Using samples collected from the two individuals over half a dozen time points, the investigators have obtained preliminary RNA sequencing, peptide, and metabolomic data that seem to fit with what's known about transplant rejection, including rejection-associated shifts in the expression of genes from some immune-related pathways. The RNA-seq data may also hold clues to transcript isoform differences related to immune response and rejection.

"Our immune analyses … I think are going to be extremely informative. You can do stuff at a level that you just couldn't do a few years ago, so I really think we're going to see responses and outcomes much, much better than we've ever been able to," Snyder said. Consequently, he is "very optimistic" about the types of detailed information that might be uncovered using these types of approaches.

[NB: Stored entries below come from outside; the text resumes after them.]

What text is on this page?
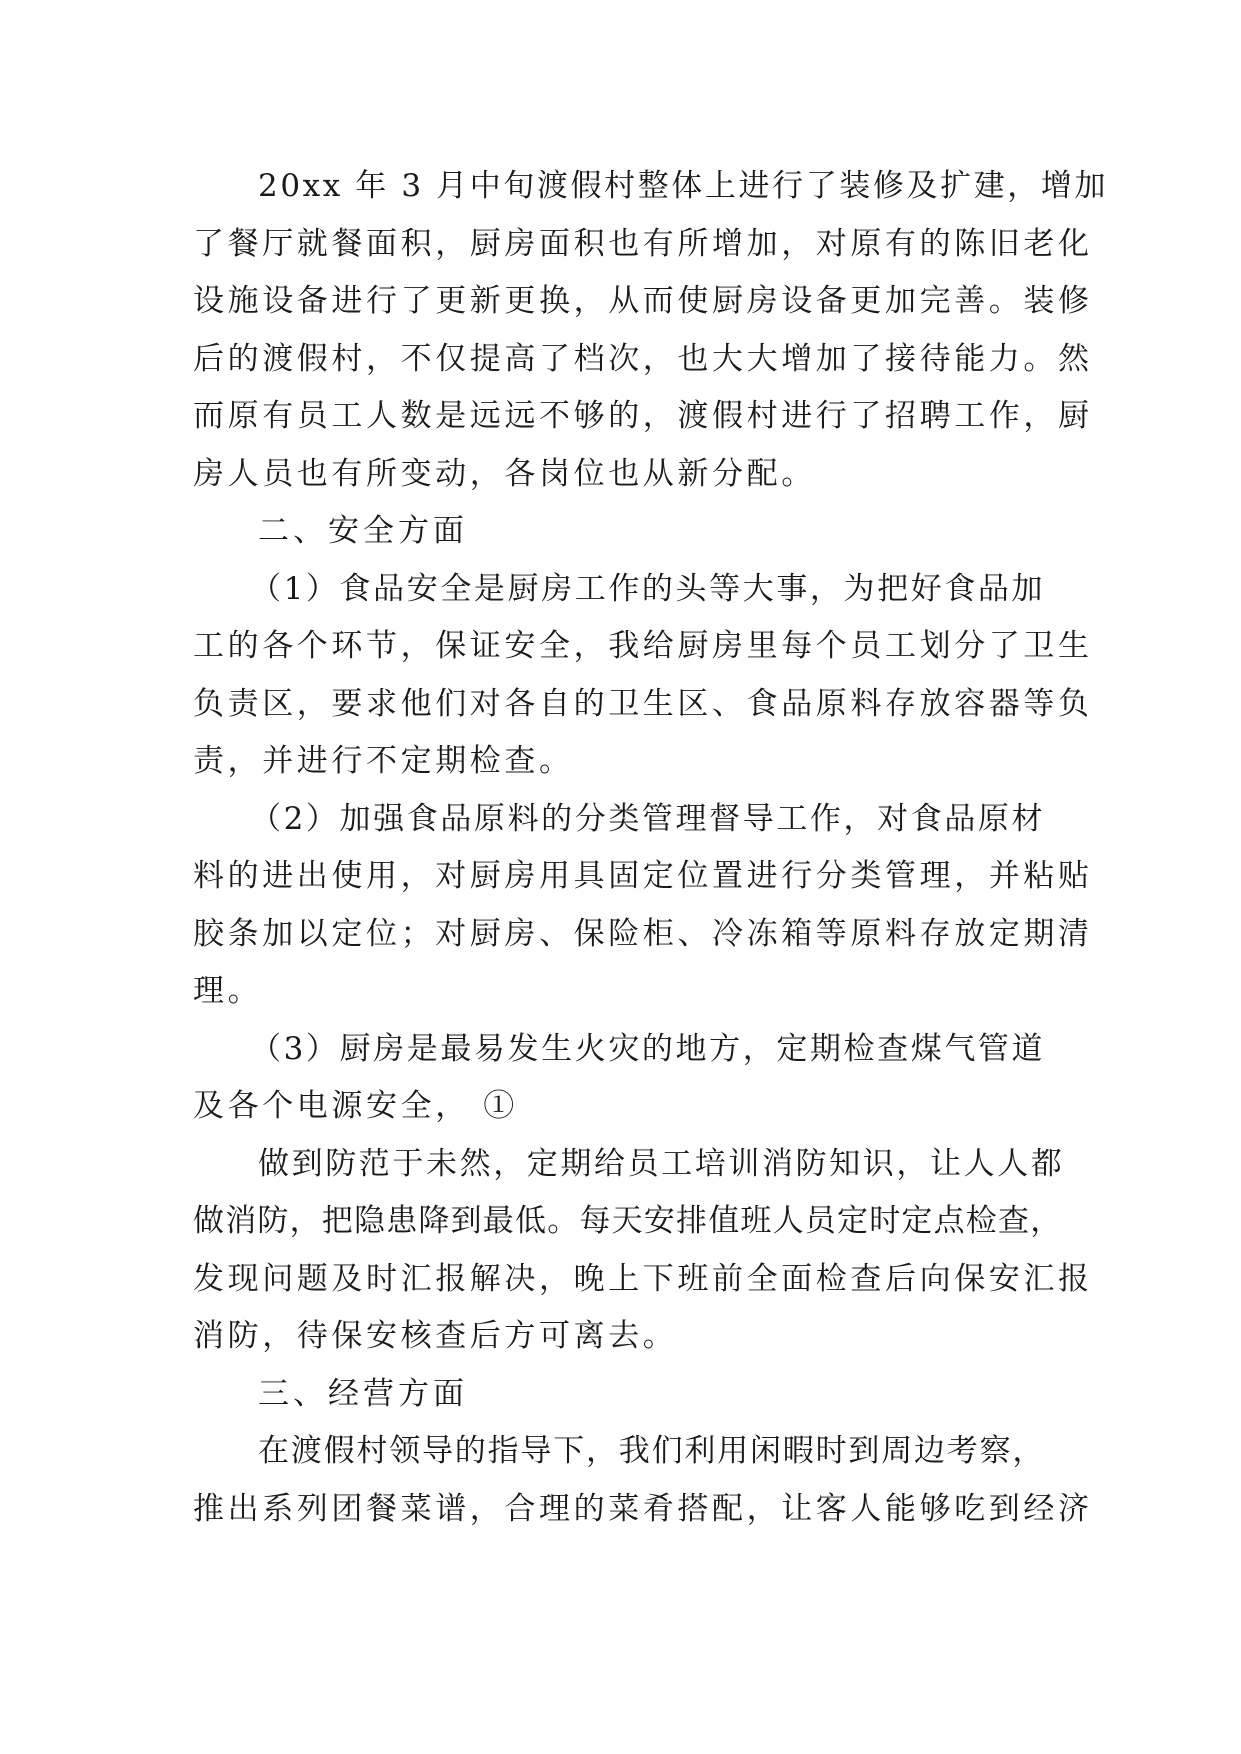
20xx 年 3 月中旬渡假村整体上进行了装修及扩建，增加
了餐厅就餐面积，厨房面积也有所增加，对原有的陈旧老化
设施设备进行了更新更换，从而使厨房设备更加完善。装修
后的渡假村，不仅提高了档次，也大大增加了接待能力。然
而原有员工人数是远远不够的，渡假村进行了招聘工作，厨
房人员也有所变动，各岗位也从新分配。
二、安全方面
（1）食品安全是厨房工作的头等大事，为把好食品加
工的各个环节，保证安全，我给厨房里每个员工划分了卫生
负责区，要求他们对各自的卫生区、食品原料存放容器等负
责，并进行不定期检查。
（2）加强食品原料的分类管理督导工作，对食品原材
料的进出使用，对厨房用具固定位置进行分类管理，并粘贴
胶条加以定位；对厨房、保险柜、冷冻箱等原料存放定期清
理。
（3）厨房是最易发生火灾的地方，定期检查煤气管道
及各个电源安全， ①
做到防范于未然，定期给员工培训消防知识，让人人都
做消防，把隐患降到最低。每天安排值班人员定时定点检查，
发现问题及时汇报解决，晚上下班前全面检查后向保安汇报
消防，待保安核查后方可离去。
三、经营方面
在渡假村领导的指导下，我们利用闲暇时到周边考察，
推出系列团餐菜谱，合理的菜肴搭配，让客人能够吃到经济
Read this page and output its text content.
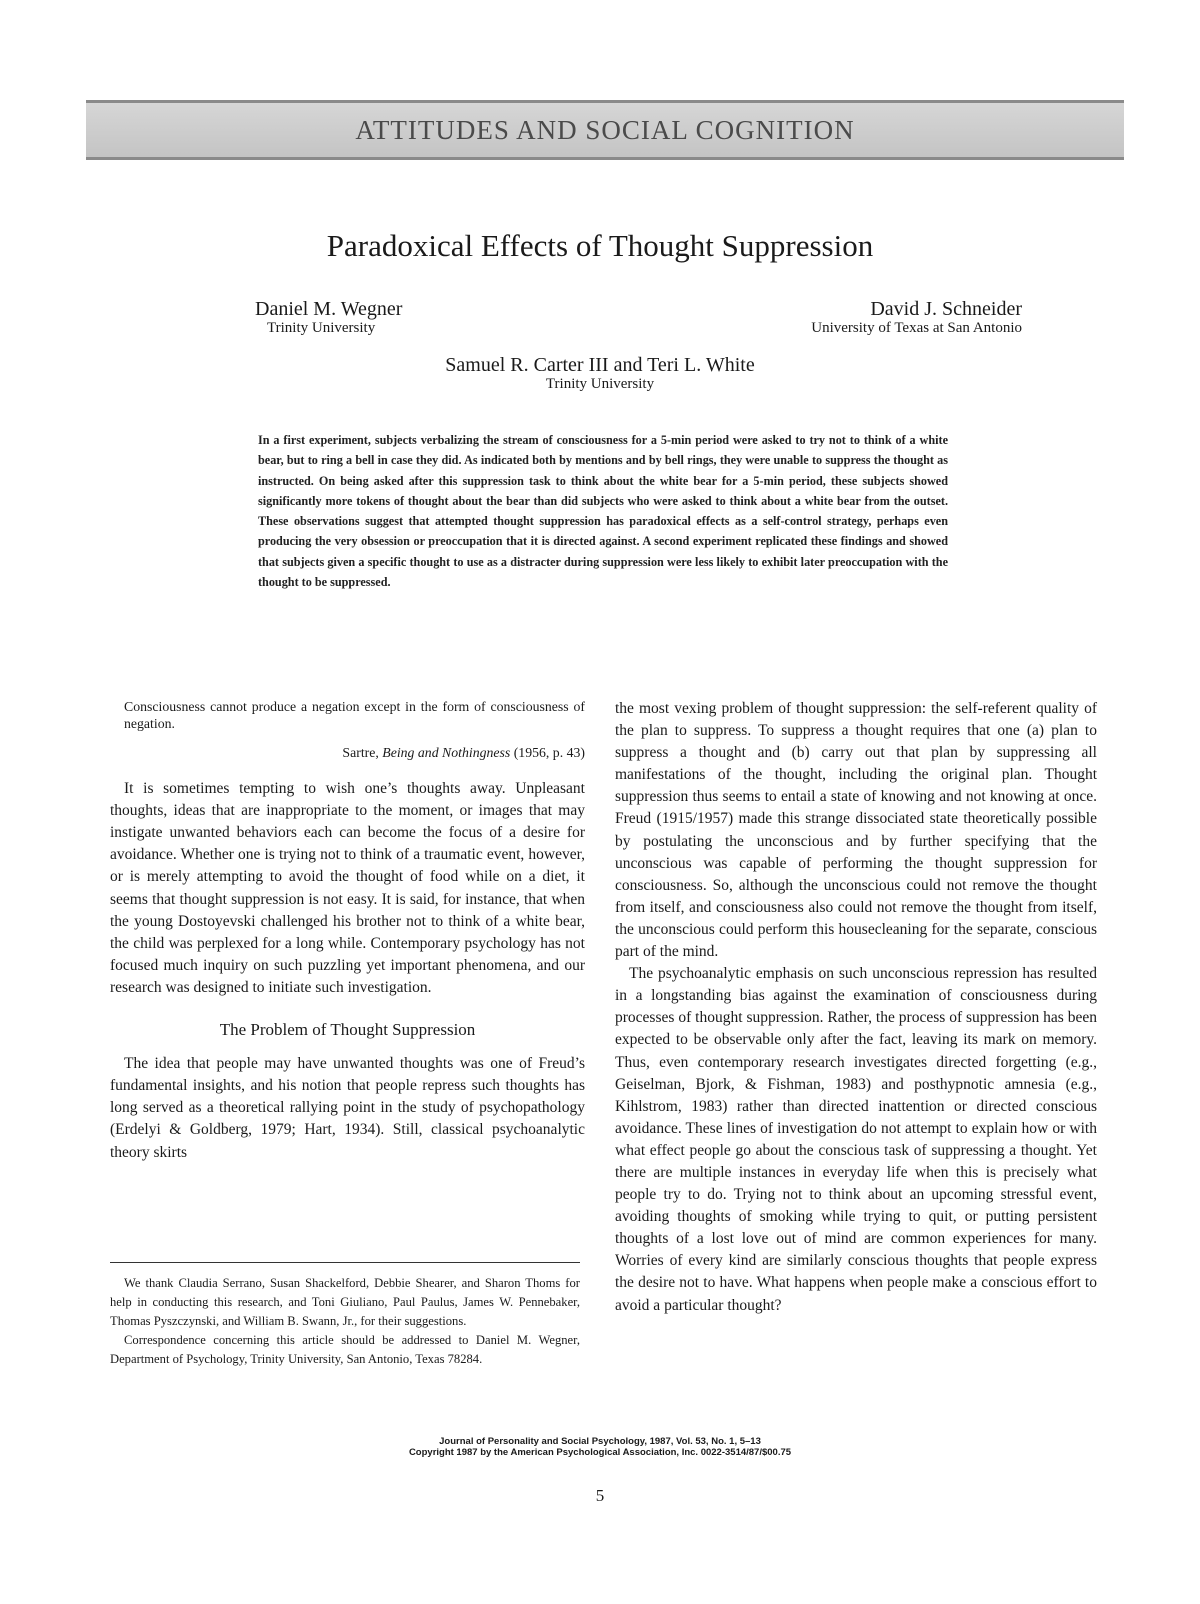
ATTITUDES AND SOCIAL COGNITION
Paradoxical Effects of Thought Suppression
Daniel M. Wegner
Trinity University
David J. Schneider
University of Texas at San Antonio
Samuel R. Carter III and Teri L. White
Trinity University
In a first experiment, subjects verbalizing the stream of consciousness for a 5-min period were asked to try not to think of a white bear, but to ring a bell in case they did. As indicated both by mentions and by bell rings, they were unable to suppress the thought as instructed. On being asked after this suppression task to think about the white bear for a 5-min period, these subjects showed significantly more tokens of thought about the bear than did subjects who were asked to think about a white bear from the outset. These observations suggest that attempted thought suppression has paradoxical effects as a self-control strategy, perhaps even producing the very obsession or preoccupation that it is directed against. A second experiment replicated these findings and showed that subjects given a specific thought to use as a distracter during suppression were less likely to exhibit later preoccupation with the thought to be suppressed.

Consciousness cannot produce a negation except in the form of consciousness of negation.

Sartre, Being and Nothingness (1956, p. 43)

It is sometimes tempting to wish one’s thoughts away. Unpleasant thoughts, ideas that are inappropriate to the moment, or images that may instigate unwanted behaviors each can become the focus of a desire for avoidance. Whether one is trying not to think of a traumatic event, however, or is merely attempting to avoid the thought of food while on a diet, it seems that thought suppression is not easy. It is said, for instance, that when the young Dostoyevski challenged his brother not to think of a white bear, the child was perplexed for a long while. Contemporary psychology has not focused much inquiry on such puzzling yet important phenomena, and our research was designed to initiate such investigation.

The Problem of Thought Suppression

The idea that people may have unwanted thoughts was one of Freud’s fundamental insights, and his notion that people repress such thoughts has long served as a theoretical rallying point in the study of psychopathology (Erdelyi & Goldberg, 1979; Hart, 1934). Still, classical psychoanalytic theory skirts

We thank Claudia Serrano, Susan Shackelford, Debbie Shearer, and Sharon Thoms for help in conducting this research, and Toni Giuliano, Paul Paulus, James W. Pennebaker, Thomas Pyszczynski, and William B. Swann, Jr., for their suggestions.

Correspondence concerning this article should be addressed to Daniel M. Wegner, Department of Psychology, Trinity University, San Antonio, Texas 78284.

the most vexing problem of thought suppression: the self-referent quality of the plan to suppress. To suppress a thought requires that one (a) plan to suppress a thought and (b) carry out that plan by suppressing all manifestations of the thought, including the original plan. Thought suppression thus seems to entail a state of knowing and not knowing at once. Freud (1915/1957) made this strange dissociated state theoretically possible by postulating the unconscious and by further specifying that the unconscious was capable of performing the thought suppression for consciousness. So, although the unconscious could not remove the thought from itself, and consciousness also could not remove the thought from itself, the unconscious could perform this housecleaning for the separate, conscious part of the mind.

The psychoanalytic emphasis on such unconscious repression has resulted in a longstanding bias against the examination of consciousness during processes of thought suppression. Rather, the process of suppression has been expected to be observable only after the fact, leaving its mark on memory. Thus, even contemporary research investigates directed forgetting (e.g., Geiselman, Bjork, & Fishman, 1983) and posthypnotic amnesia (e.g., Kihlstrom, 1983) rather than directed inattention or directed conscious avoidance. These lines of investigation do not attempt to explain how or with what effect people go about the conscious task of suppressing a thought. Yet there are multiple instances in everyday life when this is precisely what people try to do. Trying not to think about an upcoming stressful event, avoiding thoughts of smoking while trying to quit, or putting persistent thoughts of a lost love out of mind are common experiences for many. Worries of every kind are similarly conscious thoughts that people express the desire not to have. What happens when people make a conscious effort to avoid a particular thought?

Journal of Personality and Social Psychology, 1987, Vol. 53, No. 1, 5–13
Copyright 1987 by the American Psychological Association, Inc. 0022-3514/87/$00.75
5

Still, Snyder explained, the team does not want to put too much weight in any specific findings from the preliminary research until it has had an opportunity to follow many more transplant recipients. Instead, the early work was mainly done to make sure that the sample materials and methods were working well together.

That group is primarily focused on finding markers associated with transplant rejection, rejection severity, and organ donor-recipient compatibility, he noted, not only in heart transplant cases but also in the context of kidney transplants — ideally following at least 200 cases for each transplant type.

Other members of the iGeneTrain consortium are investigating a broad swath of factors that typically impact organ transplant recipient outcomes. Last year, investigators involved in the consortium published a study in Genome Medicine describing a custom Affymetrix Axiom chip, dubbed the TxArray, that is being employed in at least some of these studies.

At the recent American Society of Human Genetics meeting in Vancouver, Canada, Keating presented data on studies designed to assess microRNA, metabolite, and/or single-cell RNA sequencing patterns in cases of kidney or liver transplant rejection.

At the same conference session, other iGeneTrain members discussed strategies for using TxArray-based genotypes, immune gene profiles, and other genomic features to study transplant phenotypes such as response to immunosuppressive drugs and other potential complications such as delayed graft function, new onset diabetes, or skin cancer after transplantation.